Ideals of social justice can seldom be fully achieved without the exercise of political power. Hence the pursuit of freedom involves a struggle for power which sacrifices the principle of love. (Mennonite Quarterly Review, 1936)This actually poses a problem for my own ideals regarding social justice, which I think is worth fighting for. But here's my conviction: the only thing Christians can do with power is give it away. That doesn't mean some of us are necessarily ever entirely powerless. There's power I have inherent to my identity in this society. So that means my responsibility is to constantly share and extend my power to others - pour it out, as in kenosis (which I discussed a bit last week) and take up love. That's my workaround.

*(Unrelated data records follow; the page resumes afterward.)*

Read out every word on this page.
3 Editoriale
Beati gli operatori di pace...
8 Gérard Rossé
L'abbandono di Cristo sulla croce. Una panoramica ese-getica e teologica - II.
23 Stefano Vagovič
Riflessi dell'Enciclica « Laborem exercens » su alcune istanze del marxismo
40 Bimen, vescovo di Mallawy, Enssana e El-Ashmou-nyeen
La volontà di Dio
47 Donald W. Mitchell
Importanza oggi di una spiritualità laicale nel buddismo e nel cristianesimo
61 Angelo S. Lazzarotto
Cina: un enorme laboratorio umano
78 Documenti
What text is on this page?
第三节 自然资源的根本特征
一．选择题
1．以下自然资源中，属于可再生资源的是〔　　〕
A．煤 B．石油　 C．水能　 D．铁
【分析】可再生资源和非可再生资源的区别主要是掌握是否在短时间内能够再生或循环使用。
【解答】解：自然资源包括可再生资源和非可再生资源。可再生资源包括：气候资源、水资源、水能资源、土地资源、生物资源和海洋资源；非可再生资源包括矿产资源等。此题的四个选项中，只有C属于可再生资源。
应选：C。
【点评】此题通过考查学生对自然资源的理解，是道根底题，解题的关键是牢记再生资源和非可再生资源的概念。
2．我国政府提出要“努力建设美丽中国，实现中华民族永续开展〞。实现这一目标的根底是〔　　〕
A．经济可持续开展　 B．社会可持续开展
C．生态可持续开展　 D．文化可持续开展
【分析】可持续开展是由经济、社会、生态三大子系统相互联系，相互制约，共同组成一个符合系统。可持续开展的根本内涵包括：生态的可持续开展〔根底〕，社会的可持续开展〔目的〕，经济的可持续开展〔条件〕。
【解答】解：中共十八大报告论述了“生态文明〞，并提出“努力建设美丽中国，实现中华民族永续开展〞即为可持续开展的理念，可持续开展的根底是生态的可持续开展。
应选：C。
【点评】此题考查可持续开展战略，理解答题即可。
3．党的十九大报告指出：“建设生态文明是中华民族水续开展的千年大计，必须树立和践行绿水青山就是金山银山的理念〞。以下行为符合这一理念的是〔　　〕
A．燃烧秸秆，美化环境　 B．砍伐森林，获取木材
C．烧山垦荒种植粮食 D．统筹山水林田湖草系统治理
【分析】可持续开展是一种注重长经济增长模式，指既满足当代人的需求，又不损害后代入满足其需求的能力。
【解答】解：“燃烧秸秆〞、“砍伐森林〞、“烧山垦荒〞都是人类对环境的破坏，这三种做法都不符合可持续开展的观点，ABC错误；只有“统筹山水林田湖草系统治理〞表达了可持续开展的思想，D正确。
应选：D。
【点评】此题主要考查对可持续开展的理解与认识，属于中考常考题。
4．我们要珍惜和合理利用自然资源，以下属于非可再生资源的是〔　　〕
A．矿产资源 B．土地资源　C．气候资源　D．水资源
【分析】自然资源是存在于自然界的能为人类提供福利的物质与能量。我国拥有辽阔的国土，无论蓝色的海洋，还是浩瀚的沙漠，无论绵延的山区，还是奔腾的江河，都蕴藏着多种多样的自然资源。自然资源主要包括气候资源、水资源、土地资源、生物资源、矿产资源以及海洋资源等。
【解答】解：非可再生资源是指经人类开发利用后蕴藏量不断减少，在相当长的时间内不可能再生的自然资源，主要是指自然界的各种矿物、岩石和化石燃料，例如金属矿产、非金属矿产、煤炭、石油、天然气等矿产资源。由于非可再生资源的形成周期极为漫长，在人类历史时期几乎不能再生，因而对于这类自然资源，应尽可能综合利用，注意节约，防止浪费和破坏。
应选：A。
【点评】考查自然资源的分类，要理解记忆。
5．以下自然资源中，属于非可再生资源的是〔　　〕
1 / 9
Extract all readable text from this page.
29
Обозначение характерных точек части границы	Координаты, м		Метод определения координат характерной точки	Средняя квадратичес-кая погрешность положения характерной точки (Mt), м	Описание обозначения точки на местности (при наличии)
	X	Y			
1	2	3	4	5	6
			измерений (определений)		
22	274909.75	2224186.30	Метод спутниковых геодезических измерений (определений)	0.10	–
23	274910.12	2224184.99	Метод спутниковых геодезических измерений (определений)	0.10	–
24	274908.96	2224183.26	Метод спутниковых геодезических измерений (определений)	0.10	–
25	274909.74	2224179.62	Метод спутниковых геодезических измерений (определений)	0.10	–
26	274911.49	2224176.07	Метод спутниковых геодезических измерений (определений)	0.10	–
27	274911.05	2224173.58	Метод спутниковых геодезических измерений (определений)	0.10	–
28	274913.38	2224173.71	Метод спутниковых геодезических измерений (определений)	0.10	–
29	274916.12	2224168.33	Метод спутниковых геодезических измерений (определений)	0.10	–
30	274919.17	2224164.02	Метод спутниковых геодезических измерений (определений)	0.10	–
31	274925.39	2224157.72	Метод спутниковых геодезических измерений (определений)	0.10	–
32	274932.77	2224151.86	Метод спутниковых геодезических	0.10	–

The problem the Quakers ran into, as the Christian Church on the whole did in the first millennium (and then more so in the second millennium), is that once they had attained power, they held onto it. This is hard not to do. Especially when the fresh memories of oppression and marginalization are forefront in our minds. Constantinian Christians: we can decry them for being co-opted by the Roman Empire all we want, but they had seen generations of their family, friends and faith communities abused and slaughtered. Suddenly they were given safety. Hard to ask anyone to do differently, but it does have consequences over the long term.
So for myself, already holding power, I pray I learn how to share it - claiming love for my own modus operandi, and passing the power (as we "pass the peace," perhaps?) praying the Holy Spirit leads that "passing" onward and downward, that we my all lay down power and take up love.